Lo bueno de romper con todo en algún momento de tu vida es que irremediablemente conoces a gente nueva, condensar en poco tiempo lo que te ha llevado años, da siempre un resultado variopinto cuando buscas los pilares sobre los que edificarte a ti mismo, pero siempre tiene un punto de extraordinario ver que queda gente que merece y que de otra forma no habrías conocido... y ojo, no es inocencia, no creo que sean eso tan especial en lo que creía antaño, creo que tienen los mismos lastres y errores que todos encima, pero la forma de verlos y de afrontarlos, de pasarles por encima, a veces hacen gente mas extraordinaria en relación a la que estas acostumbrado a encontrarte...

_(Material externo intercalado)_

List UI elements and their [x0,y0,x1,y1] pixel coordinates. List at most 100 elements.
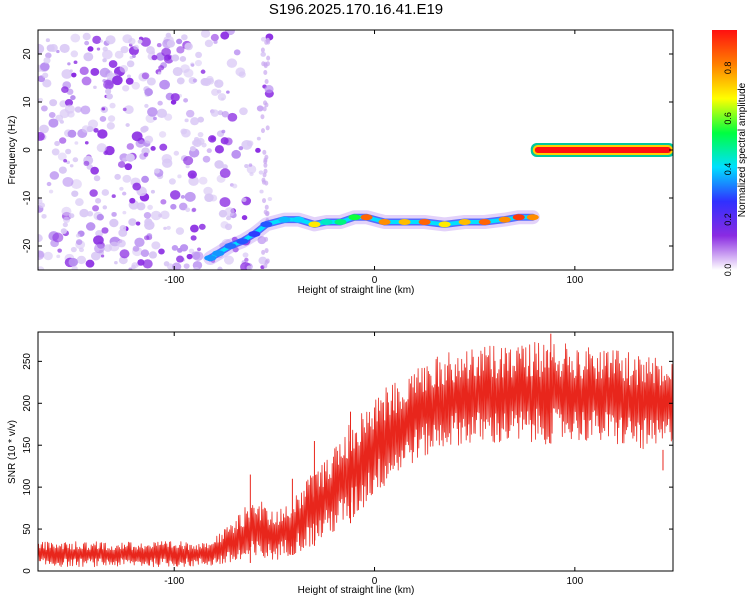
spectrogram-noise-blob [95,198,102,204]
spectrogram-ridge-point [204,255,217,261]
spectrogram-noise-blob [144,135,154,144]
spectrogram-noise-blob [158,213,163,218]
spectrogram-noise-blob [210,33,219,42]
spectrogram-noise-blob [204,39,214,48]
spectrogram-noise-blob [166,225,171,230]
spectrogram-noise-blob [191,207,197,212]
spectrogram-noise-blob [128,218,137,226]
spectrogram-noise-blob [117,161,126,168]
spectrogram-noise-blob [67,110,75,118]
spectrogram-noise-blob [111,211,117,217]
spectrogram-noise-blob [100,254,105,258]
spectrogram-noise-blob [125,77,134,85]
spectrogram-noise-blob [48,43,58,53]
spectrogram-noise-blob [122,157,127,162]
spectrogram-noise-blob [200,30,211,38]
spectrogram-noise-blob [263,159,268,165]
spectrogram-noise-blob [39,124,49,134]
colorbar-tick-label: 0.2 [723,213,733,226]
spectrogram-noise-blob [257,236,267,245]
spectrogram-noise-blob [153,116,157,121]
spectrogram-noise-blob [75,198,84,207]
spectrogram-noise-blob [96,143,107,153]
spectrogram-noise-blob [41,213,47,219]
spectrogram-noise-blob [179,244,189,252]
spectrogram-ridge-point [360,214,373,221]
spectrogram-noise-blob [173,150,180,156]
spectrogram-noise-blob [102,205,108,210]
spectrogram-noise-blob [119,64,129,73]
spectrogram-noise-blob [135,221,141,226]
spectrogram-noise-blob [56,254,61,259]
spectrogram-noise-blob [93,85,97,89]
spectrogram-ridge-point [320,219,333,225]
spectrogram-noise-blob [224,223,233,231]
spectrogram-noise-blob [38,202,46,209]
spectrogram-noise-blob [108,241,120,252]
spectrogram-noise-blob [185,164,190,169]
spectrogram-noise-blob [150,146,156,151]
spectrogram-noise-blob [70,246,77,253]
spectrogram-noise-blob [157,100,163,106]
spectrogram-noise-blob [73,60,78,65]
spectrogram-noise-blob [71,72,77,78]
spectrogram-noise-blob [206,148,212,154]
spectrogram-noise-blob [66,160,71,165]
spectrogram-noise-blob [197,132,204,138]
spectrogram-noise-blob [59,109,70,119]
spectrogram-ridge-core [208,215,535,260]
spectrogram-noise-blob [142,259,153,269]
spectrogram-noise-blob [147,107,158,117]
spectrogram-noise-blob [131,131,143,142]
spectrogram-ridge-point [398,219,411,225]
spectrogram-noise-blob [157,71,162,75]
y-tick-label: 20 [22,48,33,60]
spectrogram-noise-blob [176,38,183,45]
spectrogram-noise-blob [198,176,208,185]
spectrogram-noise-blob [183,68,194,78]
spectrogram-noise-blob [226,58,238,68]
spectrogram-noise-blob [85,222,96,231]
spectrogram-noise-blob [156,42,162,48]
spectrogram-noise-blob [59,137,67,144]
spectrogram-noise-blob [58,166,67,174]
spectrogram-noise-blob [137,39,143,44]
spectrogram-noise-blob [158,131,167,138]
spectrogram-noise-blob [93,127,99,133]
spectrogram-noise-blob [150,189,155,194]
spectrogram-noise-blob [179,56,187,62]
spectrogram-noise-blob [183,98,189,103]
spectrogram-noise-blob [193,267,200,270]
spectrogram-noise-blob [38,132,45,141]
spectrogram-noise-blob [262,198,267,204]
spectrogram-noise-blob [71,179,82,190]
spectrogram-noise-blob [263,168,268,174]
colorbar-tick-label: 0.4 [723,163,733,176]
spectrogram-noise-blob [68,213,75,219]
spectrogram-noise-blob [214,160,224,169]
spectrogram-noise-blob [96,213,104,221]
spectrogram-noise-blob [189,62,195,67]
spectrogram-noise-blob [62,216,71,224]
spectrogram-noise-blob [202,155,211,163]
spectrogram-noise-blob [239,107,248,116]
spectrogram-noise-blob [104,88,112,95]
spectrogram-noise-blob [172,66,183,77]
spectrogram-noise-blob [161,158,173,168]
spectrogram-noise-blob [78,247,84,253]
spectrogram-noise-blob [114,261,118,265]
spectrogram-noise-blob [214,79,224,88]
spectrogram-noise-blob [171,244,179,251]
spectrogram-noise-blob [134,237,145,247]
spectrogram-noise-blob [185,109,195,118]
spectrogram-noise-blob [132,54,136,58]
spectrogram-noise-blob [124,105,134,114]
spectrogram-noise-blob [188,248,195,254]
spectrogram-noise-blob [62,222,68,228]
spectrogram-noise-blob [242,252,249,258]
spectrogram-noise-blob [49,171,60,180]
spectrogram-noise-blob [144,103,149,108]
spectrogram-noise-blob [42,72,49,79]
spectrogram-noise-blob [156,108,168,119]
spectrogram-noise-blob [158,65,165,71]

... no, tranquilos, Dios me haga cambiar mi forma de sentir, de pensar, pero ya no creo en cuentos de princesas... aunque lo que uno cree, no siempre es lo que sueña, y eso es absurdo por definición.
Todo viene porque desde hace una temporada mantengo LARGAS conversaciones a menudo con Myriam, hablamos de todo y de todas las formas, pero ayer me contaba su fin de semana y me recordó una frase del insuperable Groucho Marx:
He tenido una noche absolutamente maravillosa. Pero no ha sido ésta.